As a self-described historian, Arellano spoke passionately of how history repeats itself, especially in terms of war and social issues. That is why he worked to honor veterans and spread awareness of history. He also worked closely with Eastside Memorial High School, which has a large Latino population

As past commander and a current member of Tejanos in Action, a veterans service organization, he led the naming of Nicholas S. Perez Elementary School after a lance corporal who became one of the first Austin casualties in the Iraq War; had a post office on South Congress Avenue named after another Iraq casualty, and put on a six-month exhibit at the Austin History Center with the City of Austin, to  honor veterans from  that state capital.         

He also wrote a book, “Tejano Roots: A Family Legend,” which was published in 2005 and took him 10 years to research and write. It focuses on the Battle of Medina, an 1813 clash about 20 miles south of San Antonio that is believed to have been the bloodiest battle in Texas. Spanish colonial forces quashed a pro-Texas independence rebellion by an expedition of U.S.-backed Tejanos and Native Americans, according to the Texas State Historical Association.  

He published another book on Texas history in 2008 and has more recently worked on a collection of short stories also pertaining to the state’s history.

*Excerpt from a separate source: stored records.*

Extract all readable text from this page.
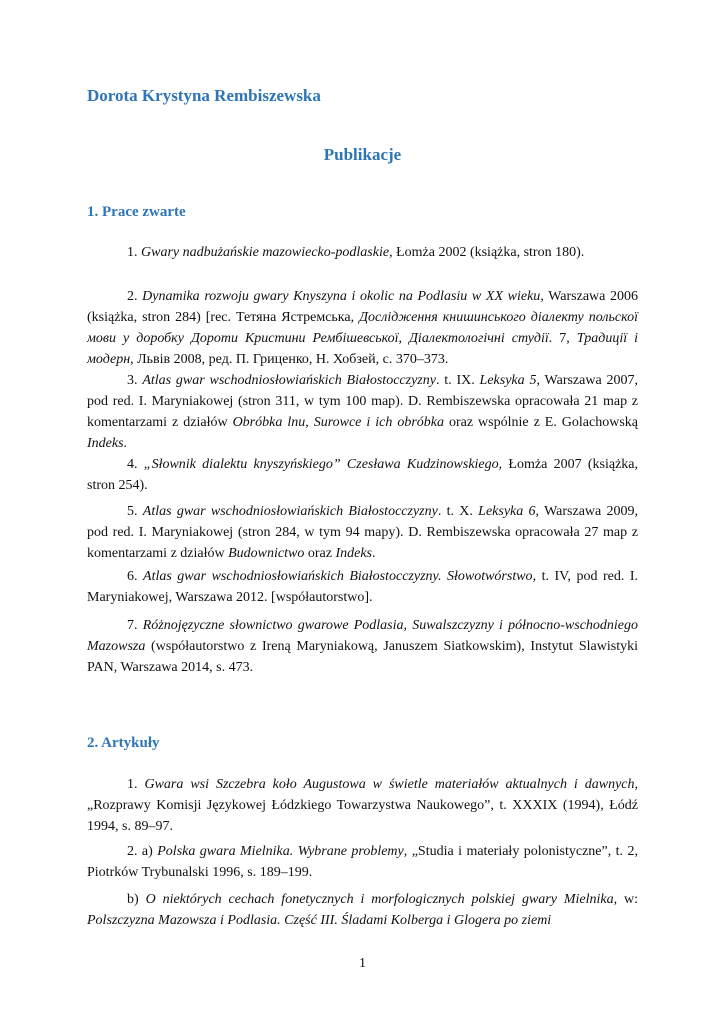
Dorota Krystyna Rembiszewska
Publikacje
1. Prace zwarte
1. Gwary nadbużańskie mazowiecko-podlaskie, Łomża 2002 (książka, stron 180).
2. Dynamika rozwoju gwary Knyszyna i okolic na Podlasiu w XX wieku, Warszawa 2006 (książka, stron 284) [rec. Тетяна Ястремська, Дослідження книшинського діалекту польскої мови у доробку Дороти Кристини Рембішевської, Діалектологічні студії. 7, Традиції і модерн, Львів 2008, ред. П. Гриценко, Н. Хобзей, с. 370–373.
3. Atlas gwar wschodniosłowiańskich Białostocczyzny. t. IX. Leksyka 5, Warszawa 2007, pod red. I. Maryniakowej (stron 311, w tym 100 map). D. Rembiszewska opracowała 21 map z komentarzami z działów Obróbka lnu, Surowce i ich obróbka oraz wspólnie z E. Golachowską Indeks.
4. „Słownik dialektu knyszyńskiego” Czesława Kudzinowskiego, Łomża 2007 (książka, stron 254).
5. Atlas gwar wschodniosłowiańskich Białostocczyzny. t. X. Leksyka 6, Warszawa 2009, pod red. I. Maryniakowej (stron 284, w tym 94 mapy). D. Rembiszewska opracowała 27 map z komentarzami z działów Budownictwo oraz Indeks.
6. Atlas gwar wschodniosłowiańskich Białostocczyzny. Słowotwórstwo, t. IV, pod red. I. Maryniakowej, Warszawa 2012. [współautorstwo].
7. Różnojęzyczne słownictwo gwarowe Podlasia, Suwalszczyzny i północno-wschodniego Mazowsza (współautorstwo z Ireną Maryniakową, Januszem Siatkowskim), Instytut Slawistyki PAN, Warszawa 2014, s. 473.
2. Artykuły
1. Gwara wsi Szczebra koło Augustowa w świetle materiałów aktualnych i dawnych, „Rozprawy Komisji Językowej Łódzkiego Towarzystwa Naukowego”, t. XXXIX (1994), Łódź 1994, s. 89–97.
2. a) Polska gwara Mielnika. Wybrane problemy, „Studia i materiały polonistyczne”, t. 2, Piotrków Trybunalski 1996, s. 189–199.
b) O niektórych cechach fonetycznych i morfologicznych polskiej gwary Mielnika, w: Polszczyzna Mazowsza i Podlasia. Część III. Śladami Kolberga i Glogera po ziemi
1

Arellano remained politically active in Austin after his military service. At the time of his interview, he was working to have a hospital named for the late Master Sgt. Raul (Roy) P. Benavidez, a Medal of Honor recipient. He also was active in trying to prevent the Texas State Board of Education from removing from state textbooks such figures as the late Supreme Court Justice Thurgood Marshall and Dolores Huerta, a civil rights leader and United Farm Workers of America co-founder. The board of education did delete Huerta’s name from some textbooks.

(Mr. Dan Arellano was interviewed by Manuel G. Avilés-Santiago in Austin, Texas, on Dec. 13, 2009.)